Given that a number of systems do support such justifications as free text comments, if the Null Flavour property is to take on this medico-legal role it will have to support the communication of a free text justification remark in addition to or in place of a coded reason.
The set of values offered within the Null Flavour code set needs primarily to classify the set of source data situations that may give rise to a missing value (Use Cases 1-7 above). The model of Null Flavour should consider support for an additional clinical justification coded value. A separate decision needs to be taken on whether this code value should be defined within the Data Type standard. The model of Null Flavour should consider support for an additional clinical justification free text value.
An alternative and much simpler approach, that I would prefer, is to focus the Data Type standard Null Flavour on classifying missing values at the source database/system level (Use Cases 1-4), and leave inferred or deliberately omitted values to be handled and explained within clinical data structures (as content within archetypes, templates etc.).
From Julie James
We have done a fair amount of work on flavours of null from a medicines database standpoint (and I guess the work would be relevant to other knowledgebase type applications and message flows). It is likely to have some relevance for specifications like the SPL, ICSR and Medication DMIM.
From this, we get a couple of use cases that I think are a little different to the clinical/EHR use cases that Dipak focuses on.
Use case A: The value for the instance of this data item is being investigated; at this time there is no information available, but there will be in the future (and therefore the next message covering this instance may well be able to instantiate the correct value).

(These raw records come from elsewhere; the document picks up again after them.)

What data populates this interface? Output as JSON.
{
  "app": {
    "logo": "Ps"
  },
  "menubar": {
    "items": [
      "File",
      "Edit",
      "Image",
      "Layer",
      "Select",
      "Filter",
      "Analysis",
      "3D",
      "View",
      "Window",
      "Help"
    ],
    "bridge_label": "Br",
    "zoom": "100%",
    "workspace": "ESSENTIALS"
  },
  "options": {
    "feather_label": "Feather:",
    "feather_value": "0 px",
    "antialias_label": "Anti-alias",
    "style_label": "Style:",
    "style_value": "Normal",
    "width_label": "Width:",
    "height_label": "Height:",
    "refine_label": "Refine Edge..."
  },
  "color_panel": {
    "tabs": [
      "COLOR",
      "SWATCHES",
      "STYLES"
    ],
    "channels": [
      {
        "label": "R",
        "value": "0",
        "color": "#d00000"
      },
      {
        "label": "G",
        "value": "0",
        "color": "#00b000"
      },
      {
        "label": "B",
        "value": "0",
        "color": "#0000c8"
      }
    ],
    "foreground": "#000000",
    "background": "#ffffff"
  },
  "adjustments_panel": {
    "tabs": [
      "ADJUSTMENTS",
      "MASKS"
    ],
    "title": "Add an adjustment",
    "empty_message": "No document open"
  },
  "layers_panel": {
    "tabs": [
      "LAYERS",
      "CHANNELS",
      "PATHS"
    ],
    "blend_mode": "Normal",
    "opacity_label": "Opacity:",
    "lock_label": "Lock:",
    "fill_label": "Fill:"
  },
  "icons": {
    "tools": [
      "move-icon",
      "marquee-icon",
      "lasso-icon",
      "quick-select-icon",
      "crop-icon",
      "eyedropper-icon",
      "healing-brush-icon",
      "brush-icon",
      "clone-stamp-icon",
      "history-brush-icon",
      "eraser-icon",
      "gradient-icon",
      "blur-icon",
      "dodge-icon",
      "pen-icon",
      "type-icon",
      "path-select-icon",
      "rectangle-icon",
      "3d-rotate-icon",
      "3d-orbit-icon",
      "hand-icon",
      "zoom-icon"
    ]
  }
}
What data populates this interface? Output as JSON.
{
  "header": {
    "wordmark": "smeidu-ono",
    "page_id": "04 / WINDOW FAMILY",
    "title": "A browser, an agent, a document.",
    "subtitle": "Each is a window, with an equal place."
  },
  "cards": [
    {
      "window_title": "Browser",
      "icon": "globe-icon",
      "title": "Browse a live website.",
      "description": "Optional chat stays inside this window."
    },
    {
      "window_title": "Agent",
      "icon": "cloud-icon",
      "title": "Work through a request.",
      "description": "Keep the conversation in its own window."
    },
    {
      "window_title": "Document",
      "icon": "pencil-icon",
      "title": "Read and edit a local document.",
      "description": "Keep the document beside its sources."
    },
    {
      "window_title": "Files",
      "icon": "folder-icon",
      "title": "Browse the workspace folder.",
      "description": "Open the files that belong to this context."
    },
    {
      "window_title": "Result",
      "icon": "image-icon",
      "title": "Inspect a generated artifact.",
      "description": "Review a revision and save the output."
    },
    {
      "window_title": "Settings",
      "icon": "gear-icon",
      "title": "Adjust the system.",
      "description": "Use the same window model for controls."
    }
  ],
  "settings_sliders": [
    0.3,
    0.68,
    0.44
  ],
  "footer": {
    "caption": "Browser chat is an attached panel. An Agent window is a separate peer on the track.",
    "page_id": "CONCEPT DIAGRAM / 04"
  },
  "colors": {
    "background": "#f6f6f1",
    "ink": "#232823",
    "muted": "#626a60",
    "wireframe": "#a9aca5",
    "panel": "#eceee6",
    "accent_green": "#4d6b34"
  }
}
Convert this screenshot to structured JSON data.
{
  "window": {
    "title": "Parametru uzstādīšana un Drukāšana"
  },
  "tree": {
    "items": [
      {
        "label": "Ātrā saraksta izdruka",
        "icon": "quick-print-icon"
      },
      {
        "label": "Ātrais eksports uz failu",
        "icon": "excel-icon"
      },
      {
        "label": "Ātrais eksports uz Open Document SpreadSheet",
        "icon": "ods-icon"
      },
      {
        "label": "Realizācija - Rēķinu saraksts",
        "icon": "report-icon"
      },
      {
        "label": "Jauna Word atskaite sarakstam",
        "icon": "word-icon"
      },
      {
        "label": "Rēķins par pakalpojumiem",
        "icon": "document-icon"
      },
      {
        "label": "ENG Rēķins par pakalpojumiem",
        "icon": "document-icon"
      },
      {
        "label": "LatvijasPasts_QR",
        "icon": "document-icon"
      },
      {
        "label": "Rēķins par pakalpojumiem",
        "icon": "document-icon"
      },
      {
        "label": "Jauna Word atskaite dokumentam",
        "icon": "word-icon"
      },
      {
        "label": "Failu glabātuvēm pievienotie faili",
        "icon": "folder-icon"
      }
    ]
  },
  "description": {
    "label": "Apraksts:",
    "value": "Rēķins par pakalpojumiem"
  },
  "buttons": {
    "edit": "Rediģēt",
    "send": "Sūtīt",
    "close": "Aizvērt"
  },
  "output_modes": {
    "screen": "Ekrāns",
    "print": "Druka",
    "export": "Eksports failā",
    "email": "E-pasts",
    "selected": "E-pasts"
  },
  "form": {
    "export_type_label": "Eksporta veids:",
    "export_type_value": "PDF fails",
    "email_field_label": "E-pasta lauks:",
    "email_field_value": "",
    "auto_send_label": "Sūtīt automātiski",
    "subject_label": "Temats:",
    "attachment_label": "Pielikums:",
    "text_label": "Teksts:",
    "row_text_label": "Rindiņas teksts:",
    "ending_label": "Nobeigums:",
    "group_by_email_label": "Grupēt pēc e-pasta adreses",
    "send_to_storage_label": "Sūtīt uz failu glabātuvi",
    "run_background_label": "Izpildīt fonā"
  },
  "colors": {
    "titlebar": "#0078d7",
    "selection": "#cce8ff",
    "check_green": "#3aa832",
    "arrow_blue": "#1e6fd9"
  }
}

Use case B: The value for the instance of this data item has been investigated; but there was no information available that allows it to be correctly valued, therefore it is effectively null. The key thing here is that the data has been sought but not found, and therefore the inference is that it is not available (not that it does not exist - there is a (subtle) difference, certainly in medicines terminology; it is not the same as there being no pulse value because of an amputated limb).
Use case C: The value for the instance of this data item has not yet been investigated (effectively the same as Dipak's use case 2, I think). Use case D: The value for the instance of this data item is not relevant in this instance (I think this is effectively the same as the LMP in a male, our examples would be "sugar-free-ness in an injection solution") So my reason for this posting is to request that messaging use cases beyond the EHR but still clinically focussed are included in the Null Flavour re-working.
From Yab Havinga
QS: what about sufficient quantity to make pH neutral?